@Razzleg,
First, I don't think Joefromchicago is a Utilitarian. And even if he were, it certainly isn't "a hardline Utilitarian answer" to point to Rawls's Original Position. Second though, let me address your specific questions:
Razzleg wrote:Thomas, specifically: my standard response to a lot of utilitarians regarding your response, were they to make it, would be: can you explain the maths involved?
Basically, yes. Maximizing for utility comes down to finding the best possible tradeoff between efficiency and equality, both of which we can measure in quantitative terms. Granted, Utilitarians disagree about the specific quantitative terms to use. They also disagree about the proper rate for trading off efficiency against equality. That's why I'm hedging my "yes" to your question with the word "basically". But even so, our intellectual grasp on the concept of utility is at least as tight as the medical profession's grasp on the concept of health. So if medicine is rigorous and realistic enough to work as a science, Utilitarianism certainly is rigorous and realistic enough to work as a political and moral philosophy.

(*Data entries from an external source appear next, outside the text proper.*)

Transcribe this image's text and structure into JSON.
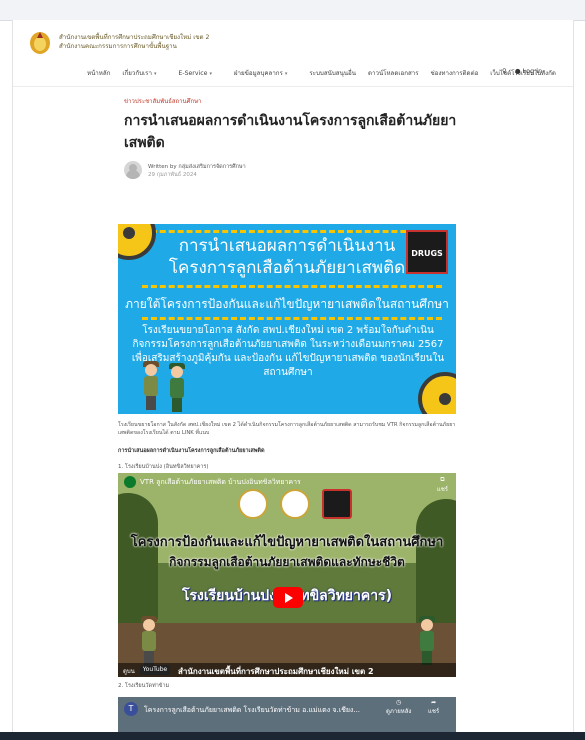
{
  "site": {
    "name_line1": "สำนักงานเขตพื้นที่การศึกษาประถมศึกษาเชียงใหม่ เขต 2",
    "name_line2": "สำนักงานคณะกรรมการการศึกษาขั้นพื้นฐาน"
  },
  "nav": {
    "items": [
      "หน้าหลัก",
      "เกี่ยวกับเรา",
      "E-Service",
      "ฝ่ายข้อมูลบุคลากร",
      "ระบบสนับสนุนอื่น",
      "ดาวน์โหลดเอกสาร",
      "ช่องทางการติดต่อ",
      "เว็บไซต์โรงเรียนในสังกัด"
    ],
    "login_label": "Log in"
  },
  "article": {
    "category": "ข่าวประชาสัมพันธ์สถานศึกษา",
    "title": "การนำเสนอผลการดำเนินงานโครงการลูกเสือต้านภัยยาเสพติด",
    "author": "Written by กลุ่มส่งเสริมการจัดการศึกษา",
    "date": "29 กุมภาพันธ์ 2024",
    "body": "โรงเรียนขยายโอกาส ในสังกัด สพป.เชียงใหม่ เขต 2 ได้ดำเนินกิจกรรมโครงการลูกเสือต้านภัยยาเสพติด สามารถรับชม VTR กิจกรรมลูกเสือต้านภัยยาเสพติดของโรงเรียนได้ ตาม LINK ที่แนบ",
    "subhead": "การนำเสนอผลการดำเนินงานโครงการลูกเสือต้านภัยยาเสพติด",
    "item1": "1. โรงเรียนบ้านปง (อินทขิลวิทยาคาร)",
    "item2": "2. โรงเรียนวัดท่าข้าม"
  },
  "poster": {
    "line1": "การนำเสนอผลการดำเนินงาน",
    "line2": "โครงการลูกเสือต้านภัยยาเสพติด",
    "line3": "ภายใต้โครงการป้องกันและแก้ไขปัญหายาเสพติดในสถานศึกษา",
    "line4": "โรงเรียนขยายโอกาส สังกัด สพป.เชียงใหม่ เขต 2 พร้อมใจกันดำเนินกิจกรรมโครงการลูกเสือต้านภัยยาเสพติด ในระหว่างเดือนมกราคม 2567 เพื่อเสริมสร้างภูมิคุ้มกัน และป้องกัน แก้ไขปัญหายาเสพติด ของนักเรียนในสถานศึกษา",
    "badge": "DRUGS"
  },
  "video1": {
    "title": "VTR ลูกเสือต้านภัยยาเสพติด บ้านปงอินทขิลวิทยาคาร",
    "share_label": "แชร์",
    "heading1": "โครงการป้องกันและแก้ไขปัญหายาเสพติดในสถานศึกษา",
    "heading2": "กิจกรรมลูกเสือต้านภัยยาเสพติดและทักษะชีวิต",
    "heading3": "โรงเรียนบ้านปง(อินทขิลวิทยาคาร)",
    "watch_on": "ดูบน",
    "youtube": "YouTube",
    "office": "สำนักงานเขตพื้นที่การศึกษาประถมศึกษาเชียงใหม่ เขต 2"
  },
  "video2": {
    "channel_initial": "T",
    "title": "โครงการลูกเสือต้านภัยยาเสพติด โรงเรียนวัดท่าข้าม อ.แม่แตง จ.เชียง...",
    "watch_later": "ดูภายหลัง",
    "share_label": "แชร์"
  }
}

Razzleg wrote:And can you describe the specifics regarding the institutions you would design to optimize human happiness, assuming that you wouldn't have the opportunity to design (or define) humanity?

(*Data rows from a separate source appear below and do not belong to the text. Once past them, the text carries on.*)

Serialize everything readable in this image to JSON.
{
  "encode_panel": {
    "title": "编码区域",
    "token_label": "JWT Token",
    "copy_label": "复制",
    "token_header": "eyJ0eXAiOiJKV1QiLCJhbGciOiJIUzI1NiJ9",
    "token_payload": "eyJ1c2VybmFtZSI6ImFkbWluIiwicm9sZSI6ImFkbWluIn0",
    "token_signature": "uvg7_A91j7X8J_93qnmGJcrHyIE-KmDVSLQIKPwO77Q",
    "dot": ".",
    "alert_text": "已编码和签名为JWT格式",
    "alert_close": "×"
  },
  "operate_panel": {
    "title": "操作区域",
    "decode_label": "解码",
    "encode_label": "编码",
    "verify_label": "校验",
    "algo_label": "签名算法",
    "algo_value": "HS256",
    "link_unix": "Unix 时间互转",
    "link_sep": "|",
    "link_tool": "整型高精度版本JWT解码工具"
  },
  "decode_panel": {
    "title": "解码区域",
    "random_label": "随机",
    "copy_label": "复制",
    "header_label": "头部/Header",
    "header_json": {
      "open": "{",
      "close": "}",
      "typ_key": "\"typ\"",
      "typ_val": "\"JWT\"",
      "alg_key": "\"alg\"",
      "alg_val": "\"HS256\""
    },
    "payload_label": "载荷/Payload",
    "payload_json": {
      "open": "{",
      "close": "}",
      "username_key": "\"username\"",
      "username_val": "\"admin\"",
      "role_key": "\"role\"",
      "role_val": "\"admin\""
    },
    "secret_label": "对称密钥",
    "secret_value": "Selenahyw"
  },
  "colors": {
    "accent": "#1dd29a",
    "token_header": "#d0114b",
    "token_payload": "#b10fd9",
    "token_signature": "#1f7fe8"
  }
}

My social contract would start with a presumption of anarchy, because I expect, as a rule, that
laissez-faire leads to competitive markets, which in turn maximize the general welfare. But the rule has exceptions. Market failure does happen, in ways that economists understand well enough for practical purposes. Therefore, I would then add public interventions that are narrowly tailored to correct those market failures. This includes government itself, which is a source of both positive externalities, negative externalities, asymmetric information, and monopoly power. That makes government an intellectual hairball to deal with, but I think Utilitarians have the intellectual tools to untangle it.
Razzleg wrote:It seems to me that a lot of your response could only be proven by "trial and error", and that thus you are only half (give or take) right.

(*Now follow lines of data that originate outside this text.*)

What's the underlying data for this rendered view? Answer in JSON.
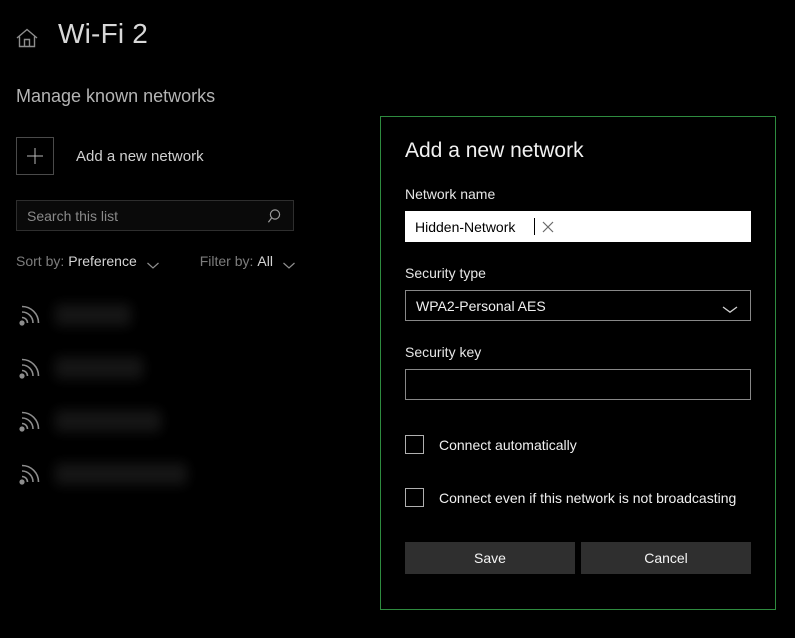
{
  "header": {
    "home_icon": "home-icon",
    "title": "Wi-Fi 2",
    "subtitle": "Manage known networks"
  },
  "sidebar": {
    "add_network": {
      "icon": "plus-icon",
      "label": "Add a new network"
    },
    "search": {
      "placeholder": "Search this list",
      "value": "",
      "icon": "search-icon"
    },
    "sort": {
      "prefix": "Sort by:",
      "value": "Preference",
      "icon": "chevron-down-icon"
    },
    "filter": {
      "prefix": "Filter by:",
      "value": "All",
      "icon": "chevron-down-icon"
    },
    "networks": [
      {
        "icon": "wifi-icon",
        "name": "",
        "redacted_width": 76
      },
      {
        "icon": "wifi-icon",
        "name": "",
        "redacted_width": 88
      },
      {
        "icon": "wifi-icon",
        "name": "",
        "redacted_width": 106
      },
      {
        "icon": "wifi-icon",
        "name": "",
        "redacted_width": 132
      }
    ]
  },
  "dialog": {
    "title": "Add a new network",
    "accent_color": "#2e8b3f",
    "network_name": {
      "label": "Network name",
      "value": "Hidden-Network",
      "placeholder": "",
      "clear_icon": "close-icon"
    },
    "security_type": {
      "label": "Security type",
      "value": "WPA2-Personal AES",
      "icon": "chevron-down-icon"
    },
    "security_key": {
      "label": "Security key",
      "value": "",
      "placeholder": ""
    },
    "checkboxes": [
      {
        "label": "Connect automatically",
        "checked": false
      },
      {
        "label": "Connect even if this network is not broadcasting",
        "checked": false
      }
    ],
    "save_label": "Save",
    "cancel_label": "Cancel"
  }
}
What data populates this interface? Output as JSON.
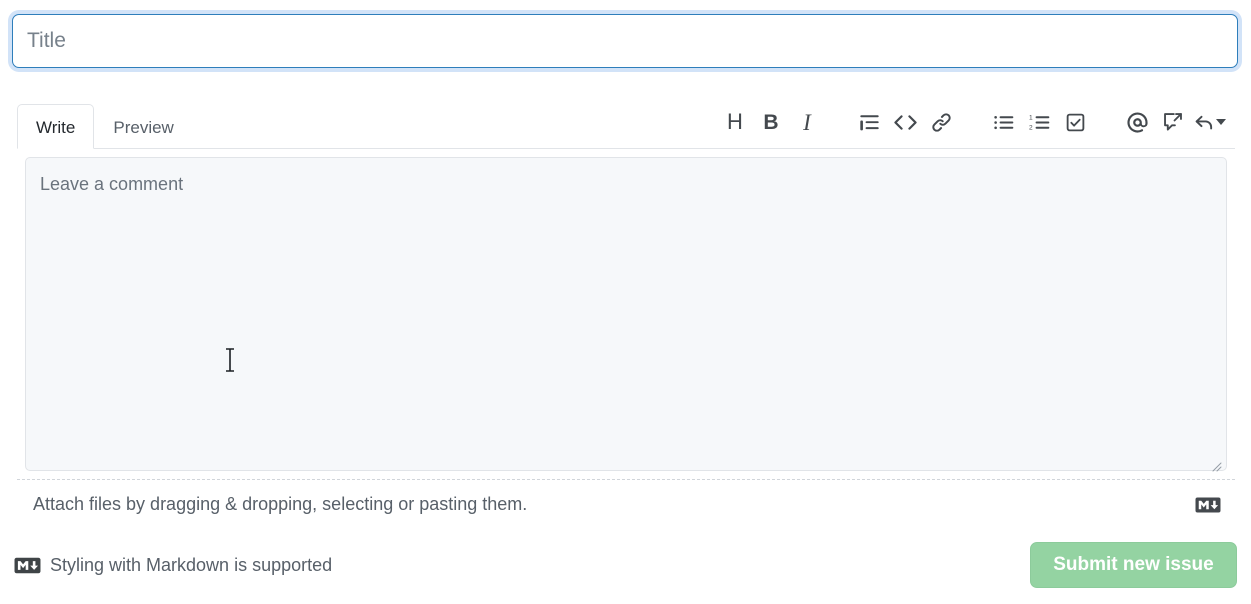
{
  "title_field": {
    "placeholder": "Title",
    "value": "",
    "focused": true,
    "focus_ring_color": "#0366d6"
  },
  "tabs": [
    {
      "label": "Write",
      "active": true
    },
    {
      "label": "Preview",
      "active": false
    }
  ],
  "toolbar": {
    "groups": [
      [
        {
          "name": "heading-icon",
          "glyph": "H",
          "tooltip": "Add heading text"
        },
        {
          "name": "bold-icon",
          "glyph": "B",
          "tooltip": "Add bold text"
        },
        {
          "name": "italic-icon",
          "glyph": "I",
          "tooltip": "Add italic text"
        }
      ],
      [
        {
          "name": "quote-icon",
          "glyph": "",
          "tooltip": "Add a quote"
        },
        {
          "name": "code-icon",
          "glyph": "<>",
          "tooltip": "Add code"
        },
        {
          "name": "link-icon",
          "glyph": "",
          "tooltip": "Add a link"
        }
      ],
      [
        {
          "name": "bulleted-list-icon",
          "glyph": "",
          "tooltip": "Add a bulleted list"
        },
        {
          "name": "numbered-list-icon",
          "glyph": "",
          "tooltip": "Add a numbered list"
        },
        {
          "name": "task-list-icon",
          "glyph": "",
          "tooltip": "Add a task list"
        }
      ],
      [
        {
          "name": "mention-icon",
          "glyph": "@",
          "tooltip": "Directly mention a user or team"
        },
        {
          "name": "cross-reference-icon",
          "glyph": "",
          "tooltip": "Reference an issue, pull request, or discussion"
        },
        {
          "name": "saved-reply-icon",
          "glyph": "",
          "tooltip": "Add saved reply"
        }
      ]
    ]
  },
  "comment": {
    "placeholder": "Leave a comment",
    "value": ""
  },
  "attach": {
    "text": "Attach files by dragging & dropping, selecting or pasting them.",
    "markdown_icon": "markdown-icon"
  },
  "footer": {
    "markdown_note": "Styling with Markdown is supported",
    "markdown_icon": "markdown-icon",
    "submit_label": "Submit new issue",
    "submit_disabled": true,
    "submit_color": "#94d3a2"
  },
  "colors": {
    "border": "#e1e4e8",
    "textarea_bg": "#f6f8fa",
    "muted_text": "#586069",
    "text": "#24292e"
  }
}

I agree, but I don't see how that's a philosophical problem. Why shouldn't the people behind Rawls's veil of ignorance have a library? Why wouldn't they inform their decisions by reading up on the practical consequencees of particular social institutions?
Razzleg wrote:(In other words, would the thought experiment described actually make you a utilitarian, or has experience, and methods to make it seem correct, deemed that the appropriate response is utilitarianism?)
It would
make me a Utilitarian. I'm egoistic. I'm rational. I want to maximize the expectancy value of pleasure
I experience throughout
my life. The library I just mentioned has informed me about the world I'm about to be born into, so I know approximately how it works. But I don't know my future place in the society I'm creating. Hence, the best I can do for myself is to create one that maximizes the average surplus of pleasure over pain, given the realities of the world. As it happens, that's the goal of Utilitarianism, too. Observe, however, that my Utilitarianism would be a conclusion of the thought experiment, not an assumption.
Razzleg wrote:In a related side note, it seems to me that most utilitarianism is rooted in a belief in an "objective quantifier", or a "metaphorical equalizer" within most situations. Is this a mistaken belief, and how so or how not?
I can't answer that question, because I have no idea what the terms "objective quantifier" and "metaphoric equalizer" mean.